Emmanuel Macron won because he said things that made sense


Vandy Manyeh, News Reporter


Nov. 13, 2015, was the day that changed politics in France, a European nation with one of the most stringent foreign policies in the world. French President Francois Hollande was inside the packed Stade de France for a soccer game between France and Germany when coordinated attacks resulted in the deaths of 120 persons across Paris.

Since then, France has faced serious security threats from the rise of terrorism to homemade terror attackers who can be blamed for a list of stabbings and vehicle rammings.

Faced with this mystery in a country and city that attract millions of tourists every year, the 2017 French elections was a pivotal crossroad as to how France is going to handle the surge of terrorism it has faced in recent years.

Emmanuel Macron (En Marche) defeated his rival Marine Le Pen (National Front) in a runoff election that was keenly watched from not only the Kremlin in Russia and from 10 Downing Street but thousands of miles away in Washington D.C.

This was an aberration given Macron and Le Pen do not come from the usual political establishments that have controlled France for years. But why did he win? Amid perilous times, he simply said things that made sense.
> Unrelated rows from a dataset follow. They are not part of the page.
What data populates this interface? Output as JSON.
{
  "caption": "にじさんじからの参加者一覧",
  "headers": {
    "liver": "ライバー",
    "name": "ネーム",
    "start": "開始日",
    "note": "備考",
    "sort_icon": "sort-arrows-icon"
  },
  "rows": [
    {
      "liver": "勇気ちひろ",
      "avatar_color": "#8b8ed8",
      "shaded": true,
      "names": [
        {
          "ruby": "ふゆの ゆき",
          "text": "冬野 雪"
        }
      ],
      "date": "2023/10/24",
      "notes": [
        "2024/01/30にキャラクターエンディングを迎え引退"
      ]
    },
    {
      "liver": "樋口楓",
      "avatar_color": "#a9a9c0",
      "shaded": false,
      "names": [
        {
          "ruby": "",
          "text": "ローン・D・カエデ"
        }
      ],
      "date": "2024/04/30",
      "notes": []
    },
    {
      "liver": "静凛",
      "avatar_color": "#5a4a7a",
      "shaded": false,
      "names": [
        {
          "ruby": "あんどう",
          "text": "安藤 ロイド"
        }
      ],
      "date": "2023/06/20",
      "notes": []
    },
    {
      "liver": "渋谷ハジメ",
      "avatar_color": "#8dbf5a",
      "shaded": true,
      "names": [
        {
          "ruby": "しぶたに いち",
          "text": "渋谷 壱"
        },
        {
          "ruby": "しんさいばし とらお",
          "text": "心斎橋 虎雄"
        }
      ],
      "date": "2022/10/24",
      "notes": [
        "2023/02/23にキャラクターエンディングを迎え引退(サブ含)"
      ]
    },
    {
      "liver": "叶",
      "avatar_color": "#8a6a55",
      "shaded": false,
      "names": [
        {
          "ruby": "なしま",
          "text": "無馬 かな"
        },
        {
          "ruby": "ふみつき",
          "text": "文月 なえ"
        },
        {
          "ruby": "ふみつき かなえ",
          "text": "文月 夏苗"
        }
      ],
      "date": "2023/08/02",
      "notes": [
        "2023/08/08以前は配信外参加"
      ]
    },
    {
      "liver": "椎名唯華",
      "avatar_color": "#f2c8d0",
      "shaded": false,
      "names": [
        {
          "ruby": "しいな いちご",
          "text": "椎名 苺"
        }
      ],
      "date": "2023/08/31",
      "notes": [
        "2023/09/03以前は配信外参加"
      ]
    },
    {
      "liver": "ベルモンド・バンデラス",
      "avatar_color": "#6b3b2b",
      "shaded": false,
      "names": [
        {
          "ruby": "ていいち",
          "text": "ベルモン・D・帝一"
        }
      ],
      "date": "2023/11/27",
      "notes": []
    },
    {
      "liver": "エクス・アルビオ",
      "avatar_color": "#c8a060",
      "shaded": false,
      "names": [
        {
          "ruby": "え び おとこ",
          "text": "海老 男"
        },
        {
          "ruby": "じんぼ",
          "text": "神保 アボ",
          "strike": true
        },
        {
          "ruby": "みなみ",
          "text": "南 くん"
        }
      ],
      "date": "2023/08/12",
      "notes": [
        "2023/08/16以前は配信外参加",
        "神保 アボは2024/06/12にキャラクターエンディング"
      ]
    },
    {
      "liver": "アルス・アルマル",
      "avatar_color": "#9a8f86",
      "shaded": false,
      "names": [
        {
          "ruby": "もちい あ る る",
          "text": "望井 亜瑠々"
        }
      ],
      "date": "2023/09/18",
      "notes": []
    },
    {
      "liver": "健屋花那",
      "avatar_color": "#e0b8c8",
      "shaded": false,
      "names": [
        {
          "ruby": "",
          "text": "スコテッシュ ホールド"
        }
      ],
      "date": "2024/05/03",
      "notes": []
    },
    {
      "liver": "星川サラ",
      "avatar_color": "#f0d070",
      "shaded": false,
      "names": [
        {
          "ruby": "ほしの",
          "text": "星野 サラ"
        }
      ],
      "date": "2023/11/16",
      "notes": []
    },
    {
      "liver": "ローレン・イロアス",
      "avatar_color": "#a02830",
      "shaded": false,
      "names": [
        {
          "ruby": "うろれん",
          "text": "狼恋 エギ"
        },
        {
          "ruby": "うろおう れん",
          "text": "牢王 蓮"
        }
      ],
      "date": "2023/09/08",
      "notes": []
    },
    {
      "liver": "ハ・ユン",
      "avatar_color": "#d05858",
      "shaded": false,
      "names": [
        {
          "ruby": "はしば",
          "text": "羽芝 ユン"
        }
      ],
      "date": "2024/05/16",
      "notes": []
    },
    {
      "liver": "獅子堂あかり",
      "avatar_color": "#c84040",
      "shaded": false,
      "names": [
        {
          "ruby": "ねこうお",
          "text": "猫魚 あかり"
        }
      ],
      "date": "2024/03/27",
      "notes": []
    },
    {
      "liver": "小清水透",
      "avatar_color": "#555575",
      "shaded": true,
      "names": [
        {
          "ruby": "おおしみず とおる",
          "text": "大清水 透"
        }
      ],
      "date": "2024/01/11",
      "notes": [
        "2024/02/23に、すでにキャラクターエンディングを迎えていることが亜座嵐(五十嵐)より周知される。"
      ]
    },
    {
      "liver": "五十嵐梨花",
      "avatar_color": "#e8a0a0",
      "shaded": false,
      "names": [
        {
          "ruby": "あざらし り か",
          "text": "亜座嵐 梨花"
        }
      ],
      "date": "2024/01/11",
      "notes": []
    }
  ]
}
His rival Le Pen planned to tweak the citizen-by-birth law that has existed in France for ages. Unlike many European countries, France is one of those places with a unique demography. France is a country with a huge Islamic population despite the prominence of the secularist left and right that trends to follow the Catholic faith.

Many citizens of France are immigrants and have been granted a nationality by birth privilege. From the legendary Zinedine Zidane who was born in Marseille but from  Algerian Kabyle descent, and many high-profile athletes, France and immigration have been intertwined. The French weren’t ready for a roll back on policies that were exponentially going to upend existing immigration rules.

Also, Macron had a clear and sound perspective that spoke to the hearts of people across both spectrums. He wants to limit the burden on government by significantly reducing a growing dormant workforce in the public sector to have more people involved with industries and production activities that steer an economy.

On trade, he plans to maintain existing agreements with Canada but hasn’t ruled out a plan to have better economic agreements with trade partners.

When Le Pen is unstable about her position with Russia, a country that has been justifiably sanctioned from among some of the world’s leading organizations, Macron has maintained his stance on distancing himself from a regime that has done nothing to stop human rights abuses and ill-fated political meddling in crises around the world.

Now, let us see how far his (En Chante) Let us move movement goes. As France faces some serious challenges, with immigration been a key factor that could measure his success, it remains unclear how he is going to handle it.

The French who are enamored by success now have a guy to look up to.